Calculating protein-ligand binding affinities with MMPBSA: Method and error analysis

Abstract

Molecular Mechanics Poisson-Boltzmann Surface Area (MMPBSA) methods have become widely adopted in estimating protein-ligand binding affinities due to their efficiency and high correlation with experiment. Here different computational alternatives were investigated to assess their impact to the agreement of MMPBSA calculations with experiment. Seven receptor families with both high-quality crystal structures and binding affinities were selected. First the performance of nonpolar solvation models was studied and it was found that the modern approach that separately models hydrophobic and dispersion interactions dramatically reduces RMSD's of computed relative binding affinities. The numerical setup of the Poisson-Boltzmann methods was analyzed next. The data shows that the impact of grid spacing to the quality of MMPBSA calculations is small: the numerical error at the grid spacing of 0.5 Å is already small enough to be negligible. The impact of different atomic radius sets and different molecular surface definitions was further analyzed and weak influences were found on the agreement with experiment. The influence of solute dielectric constant was also analyzed: a higher dielectric constant generally improves the overall agreement with experiment, especially for highly charged binding pockets. The data also showed that the converged simulations caused slight reduction in the agreement with experiment. Finally the direction of estimating absolute binding free energies was briefly explored. Upon correction of the binding-induced rearrangement free energy and the binding entropy lost, the errors in absolute binding affinities were also reduced dramatically when the modern nonpolar solvent model was used, although further developments were apparently necessary to further improve the MMPBSA methods. © 2016 Wiley Periodicals, Inc.

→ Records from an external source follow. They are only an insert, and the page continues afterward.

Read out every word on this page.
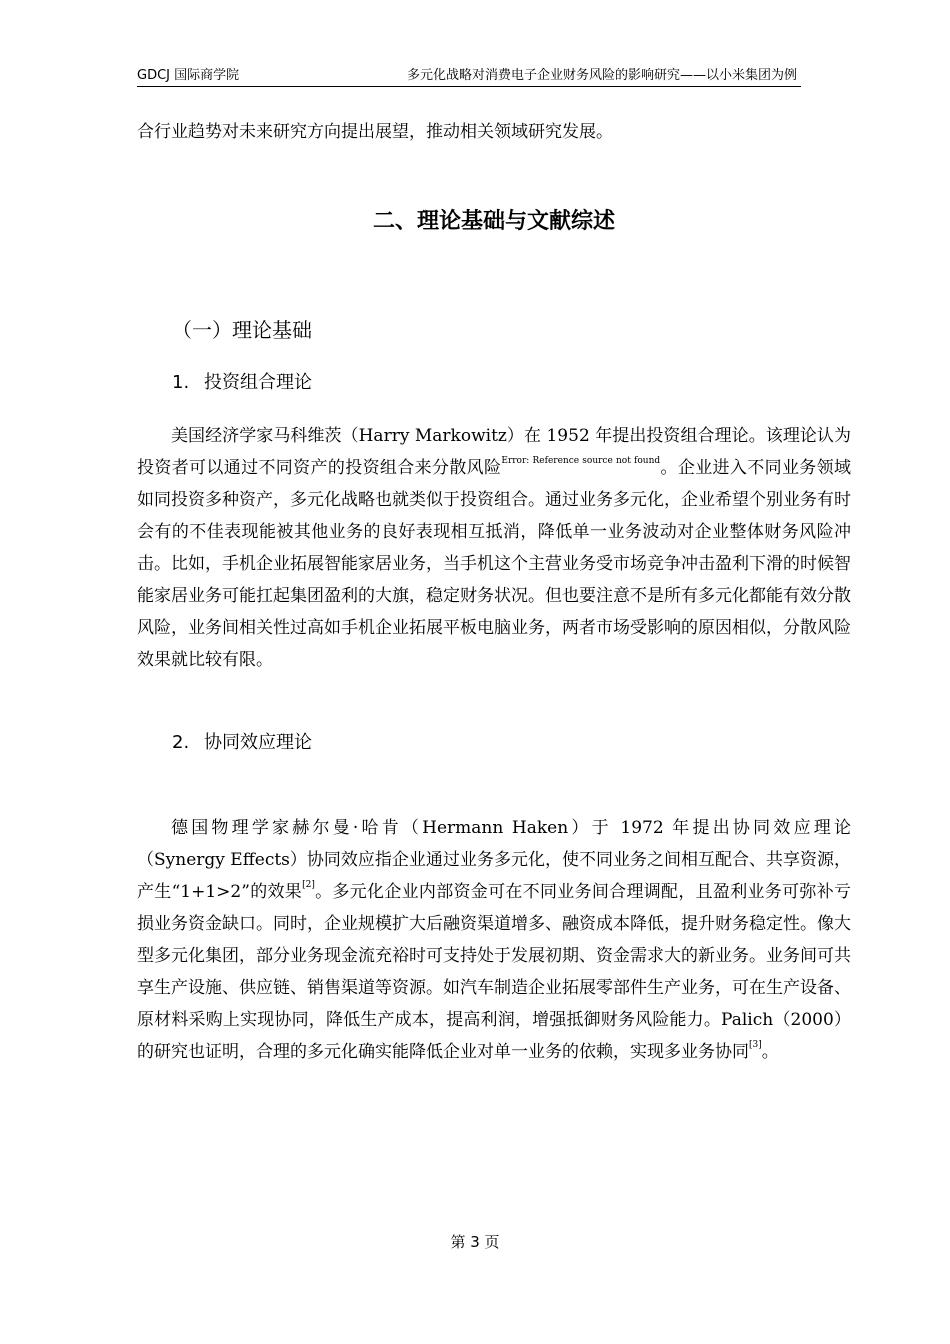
GDCJ 国际商学院	多元化战略对消费电子企业财务风险的影响研究——以小米集团为例

合行业趋势对未来研究方向提出展望，推动相关领域研究发展。

二、理论基础与文献综述
（一）理论基础
1. 投资组合理论

美国经济学家马科维茨（Harry Markowitz）在 1952 年提出投资组合理论。该理论认为投资者可以通过不同资产的投资组合来分散风险$^{Error: Reference source not found}$。企业进入不同业务领域如同投资多种资产，多元化战略也就类似于投资组合。通过业务多元化，企业希望个别业务有时会有的不佳表现能被其他业务的良好表现相互抵消，降低单一业务波动对企业整体财务风险冲击。比如，手机企业拓展智能家居业务，当手机这个主营业务受市场竞争冲击盈利下滑的时候智能家居业务可能扛起集团盈利的大旗，稳定财务状况。但也要注意不是所有多元化都能有效分散风险，业务间相关性过高如手机企业拓展平板电脑业务，两者市场受影响的原因相似，分散风险效果就比较有限。

2. 协同效应理论

德国物理学家赫尔曼·哈肯（Hermann Haken）于 1972 年提出协同效应理论（Synergy Effects）协同效应指企业通过业务多元化，使不同业务之间相互配合、共享资源，产生“1+1>2”的效果[2]。多元化企业内部资金可在不同业务间合理调配，且盈利业务可弥补亏损业务资金缺口。同时，企业规模扩大后融资渠道增多、融资成本降低，提升财务稳定性。像大型多元化集团，部分业务现金流充裕时可支持处于发展初期、资金需求大的新业务。业务间可共享生产设施、供应链、销售渠道等资源。如汽车制造企业拓展零部件生产业务，可在生产设备、原材料采购上实现协同，降低生产成本，提高利润，增强抵御财务风险能力。Palich（2000）的研究也证明，合理的多元化确实能降低企业对单一业务的依赖，实现多业务协同[3]。

第 3 页
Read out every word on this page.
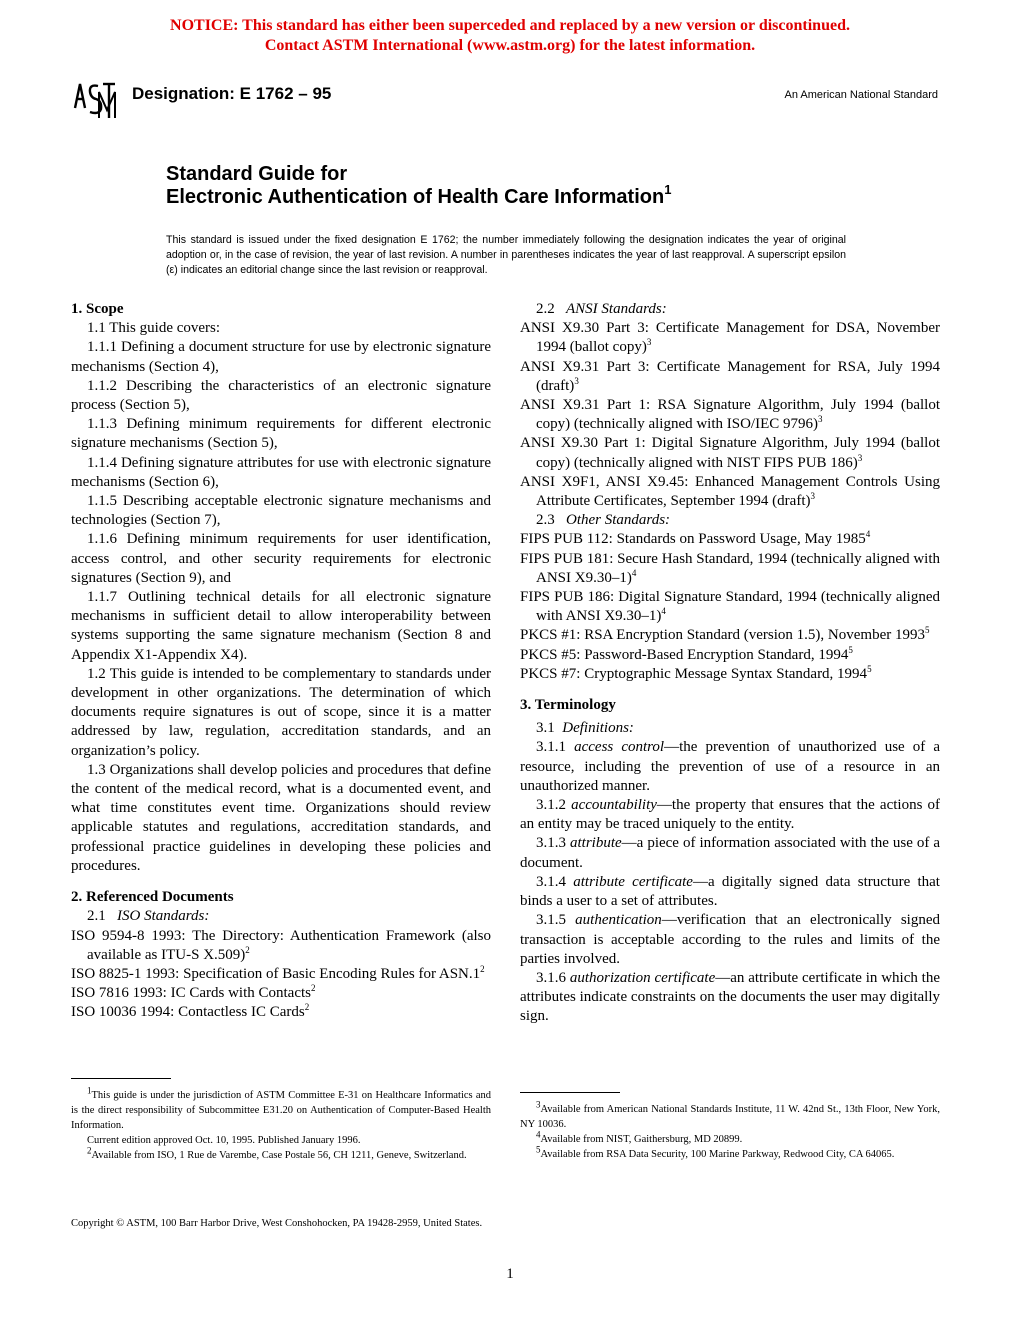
NOTICE: This standard has either been superceded and replaced by a new version or discontinued.
Contact ASTM International (www.astm.org) for the latest information.
Designation: E 1762 – 95	An American National Standard
Standard Guide for
Electronic Authentication of Health Care Information$^1$
This standard is issued under the fixed designation E 1762; the number immediately following the designation indicates the year of original adoption or, in the case of revision, the year of last revision. A number in parentheses indicates the year of last reapproval. A superscript epsilon (ε) indicates an editorial change since the last revision or reapproval.

1. Scope

1.1 This guide covers:

1.1.1 Defining a document structure for use by electronic signature mechanisms (Section 4),

1.1.2 Describing the characteristics of an electronic signature process (Section 5),

1.1.3 Defining minimum requirements for different electronic signature mechanisms (Section 5),

1.1.4 Defining signature attributes for use with electronic signature mechanisms (Section 6),

1.1.5 Describing acceptable electronic signature mechanisms and technologies (Section 7),

1.1.6 Defining minimum requirements for user identification, access control, and other security requirements for electronic signatures (Section 9), and

1.1.7 Outlining technical details for all electronic signature mechanisms in sufficient detail to allow interoperability between systems supporting the same signature mechanism (Section 8 and Appendix X1-Appendix X4).

1.2 This guide is intended to be complementary to standards under development in other organizations. The determination of which documents require signatures is out of scope, since it is a matter addressed by law, regulation, accreditation standards, and an organization’s policy.

1.3 Organizations shall develop policies and procedures that define the content of the medical record, what is a documented event, and what time constitutes event time. Organizations should review applicable statutes and regulations, accreditation standards, and professional practice guidelines in developing these policies and procedures.

2. Referenced Documents

2.1 ISO Standards:

ISO 9594-8 1993: The Directory: Authentication Framework (also available as ITU-S X.509)$^2$

ISO 8825-1 1993: Specification of Basic Encoding Rules for $ASN.1^2$

ISO 7816 1993: IC Cards with Contacts$^2$

ISO 10036 1994: Contactless IC Cards$^2$

2.2 ANSI Standards:

ANSI X9.30 Part 3: Certificate Management for DSA, November 1994 (ballot copy)$^3$

ANSI X9.31 Part 3: Certificate Management for RSA, July 1994 (draft)$^3$

ANSI X9.31 Part 1: RSA Signature Algorithm, July 1994 (ballot copy) (technically aligned with ISO/IEC 9796)$^3$

ANSI X9.30 Part 1: Digital Signature Algorithm, July 1994 (ballot copy) (technically aligned with NIST FIPS PUB 186)$^3$

ANSI X9F1, ANSI X9.45: Enhanced Management Controls Using Attribute Certificates, September 1994 (draft)$^3$

2.3 Other Standards:

FIPS PUB 112: Standards on Password Usage, May 1985$^4$

FIPS PUB 181: Secure Hash Standard, 1994 (technically aligned with ANSI X9.30–1)$^4$

FIPS PUB 186: Digital Signature Standard, 1994 (technically aligned with ANSI X9.30–1)$^4$

PKCS #1: RSA Encryption Standard (version 1.5), November 1993$^5$

PKCS #5: Password-Based Encryption Standard, 1994$^5$

PKCS #7: Cryptographic Message Syntax Standard, 1994$^5$

3. Terminology

3.1 Definitions:

3.1.1 access control—the prevention of unauthorized use of a resource, including the prevention of use of a resource in an unauthorized manner.

3.1.2 accountability—the property that ensures that the actions of an entity may be traced uniquely to the entity.

3.1.3 attribute—a piece of information associated with the use of a document.

3.1.4 attribute certificate—a digitally signed data structure that binds a user to a set of attributes.

3.1.5 authentication—verification that an electronically signed transaction is acceptable according to the rules and limits of the parties involved.

3.1.6 authorization certificate—an attribute certificate in which the attributes indicate constraints on the documents the user may digitally sign.

$^1$This guide is under the jurisdiction of ASTM Committee E-31 on Healthcare Informatics and is the direct responsibility of Subcommittee E31.20 on Authentication of Computer-Based Health Information.

Current edition approved Oct. 10, 1995. Published January 1996.

$^2$Available from ISO, 1 Rue de Varembe, Case Postale 56, CH 1211, Geneve, Switzerland.

$^3$Available from American National Standards Institute, 11 W. 42nd St., 13th Floor, New York, NY 10036.

$^4$Available from NIST, Gaithersburg, MD 20899.

$^5$Available from RSA Data Security, 100 Marine Parkway, Redwood City, CA 64065.

Copyright © ASTM, 100 Barr Harbor Drive, West Conshohocken, PA 19428-2959, United States.
1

Keywords: Poisson-Boltzmann implicit solvent models; molecular dynamics; nonpolar solvent models.

Figure 1

Correlation between MMPBSA predicted and experimental relative binding affinities (kcal/mol). Left and right columns are for INP=1 and INP=2, respectively. See Table 1 for more details. A through F refer to the following protein targets, respectively: CDK+PKA, β-glucosidase A, thrombin α, trypsin, urokinase-type plasminogen activator, and coagulation factor Xa.

Figure 2

Convergence of simulated binding free energies of selected complexes from 0ns to 10ns. The six complexes with PDB IDs 1Q8W, 2J75, 1VZQ, 1O2Q, 1C5,Z and 1LPZ are chosen from each of the six targets, respectively: CDK+PKA, β-glucosidase A, thrombin α, trypsin, urokinase-type plasminogen activator, and coagulation factor Xa.

Figure 3

Correlation between MMPBSA predicted and experimental absolute binding affinities (kcal/mol). The absolute binding affinities by MM-PBSA were computed as described in text. Left and right columns are for INP=1 and INP=2, respectively. A through F refer to the following protein targets, respectively: β-glucosidase A, thrombin α, trypsin, urokinase-type plasminogen activator, and coagulation factor Xa.